I brought the knowledge, that my choices mattered, into my career and chose social work, a profession dedicated to alleviating human suffering on the individual, group, and institutional level. What social workers do, matters. It matters to those in crisis, to those who are grieving a loss, to those who struggle in school, to those whose marriages are failing, to those whose families feel fractured and disjointed, to those who struggle with addictions or mental illness, to those who want to make a change but aren’t sure how. Every single day of my career what I have done matters, not just to me, but to the critical repair of our social fabric.
Wurzweiler School of Social Work attracts a diverse body of students but they all come with one thing in common: the desire to make a difference and the knowledge that through social work, what they do matters. Unlike other graduate programs, social work is not just a subject you study, it is a craft that must be carefully learned and nurtured through intense teaching/learning relationships. At Wurzweiler we provide the opportunity to learn this craft through small classes, one-to-one faculty advising, field placements in social service agencies and opportunities to specialize in important practice areas.
We know that the world needs well-trained social workers so we make getting a degree as flexible as we can. Our summer program allows students to take classes for 7 weeks in Manhattan and then complete a clinical field placement in their home community during the academic year. We also have a program for working professionals that allows students to take classes on Sundays and evenings as well as a full time or part time programs starting in the fall. We offer inexpensive summer housing for those in our summer program and scholarships for those who apply.

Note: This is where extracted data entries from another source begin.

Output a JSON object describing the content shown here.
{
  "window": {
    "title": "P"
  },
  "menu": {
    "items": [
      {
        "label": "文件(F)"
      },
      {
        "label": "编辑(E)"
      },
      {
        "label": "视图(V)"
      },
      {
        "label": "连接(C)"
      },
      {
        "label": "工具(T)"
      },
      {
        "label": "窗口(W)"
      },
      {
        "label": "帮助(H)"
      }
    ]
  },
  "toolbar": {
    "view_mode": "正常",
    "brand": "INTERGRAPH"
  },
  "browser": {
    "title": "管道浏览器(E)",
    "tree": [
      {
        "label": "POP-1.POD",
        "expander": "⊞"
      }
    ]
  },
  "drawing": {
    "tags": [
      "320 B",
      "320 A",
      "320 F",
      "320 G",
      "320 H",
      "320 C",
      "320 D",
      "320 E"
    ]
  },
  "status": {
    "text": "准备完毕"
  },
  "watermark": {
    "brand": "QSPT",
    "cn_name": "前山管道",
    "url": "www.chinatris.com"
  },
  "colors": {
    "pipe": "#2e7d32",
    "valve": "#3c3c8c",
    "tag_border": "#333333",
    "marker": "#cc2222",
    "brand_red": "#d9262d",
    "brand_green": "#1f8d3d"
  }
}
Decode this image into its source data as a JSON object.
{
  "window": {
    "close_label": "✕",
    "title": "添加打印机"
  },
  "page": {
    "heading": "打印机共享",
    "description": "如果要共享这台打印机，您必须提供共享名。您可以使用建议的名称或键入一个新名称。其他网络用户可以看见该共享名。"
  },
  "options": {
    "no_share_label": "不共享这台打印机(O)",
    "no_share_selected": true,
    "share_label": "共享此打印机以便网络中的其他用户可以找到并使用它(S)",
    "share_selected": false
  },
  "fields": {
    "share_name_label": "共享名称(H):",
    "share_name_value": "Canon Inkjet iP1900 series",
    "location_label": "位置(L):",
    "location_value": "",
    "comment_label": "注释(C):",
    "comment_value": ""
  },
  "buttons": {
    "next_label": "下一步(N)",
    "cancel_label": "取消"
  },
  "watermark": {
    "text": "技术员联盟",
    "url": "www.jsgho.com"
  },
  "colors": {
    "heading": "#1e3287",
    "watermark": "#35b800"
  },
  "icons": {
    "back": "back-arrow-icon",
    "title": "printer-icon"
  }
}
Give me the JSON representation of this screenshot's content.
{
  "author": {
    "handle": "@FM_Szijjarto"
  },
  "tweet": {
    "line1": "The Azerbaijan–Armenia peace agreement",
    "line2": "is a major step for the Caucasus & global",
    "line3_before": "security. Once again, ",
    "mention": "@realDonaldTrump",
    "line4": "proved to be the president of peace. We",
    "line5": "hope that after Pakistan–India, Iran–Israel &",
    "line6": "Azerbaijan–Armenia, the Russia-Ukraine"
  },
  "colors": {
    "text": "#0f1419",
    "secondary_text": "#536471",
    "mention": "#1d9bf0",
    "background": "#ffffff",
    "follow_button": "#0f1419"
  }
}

This is my first year as Dean of the Wurzweiler School of Social Work and I am thrilled to look toward spring and my first Wurzweiler graduation. We will usher another generation of highly skilled practitioners into the practice world with advice from peers, alumni and experts in their field. They will certainly hear motivational speeches from accomplished practitioners. But as I send our graduates into the world to work on some of the hardest problems we face as a society, I will simply say to them, “Remember who you are.” Remember who you are as social workers, as professionals who are devoted to the core values of social justice, service, dignity and integrity. Remember our mandate to work with society’s most vulnerable and to give voice to those who may be silenced. Remember that as we take up this mantle, we stand shoulder to shoulder with all the social workers who have come before us and those who will assume this work in the future, to assert, affirm and act on these core values. Remember that who we are and what we do matters. Remember who you are.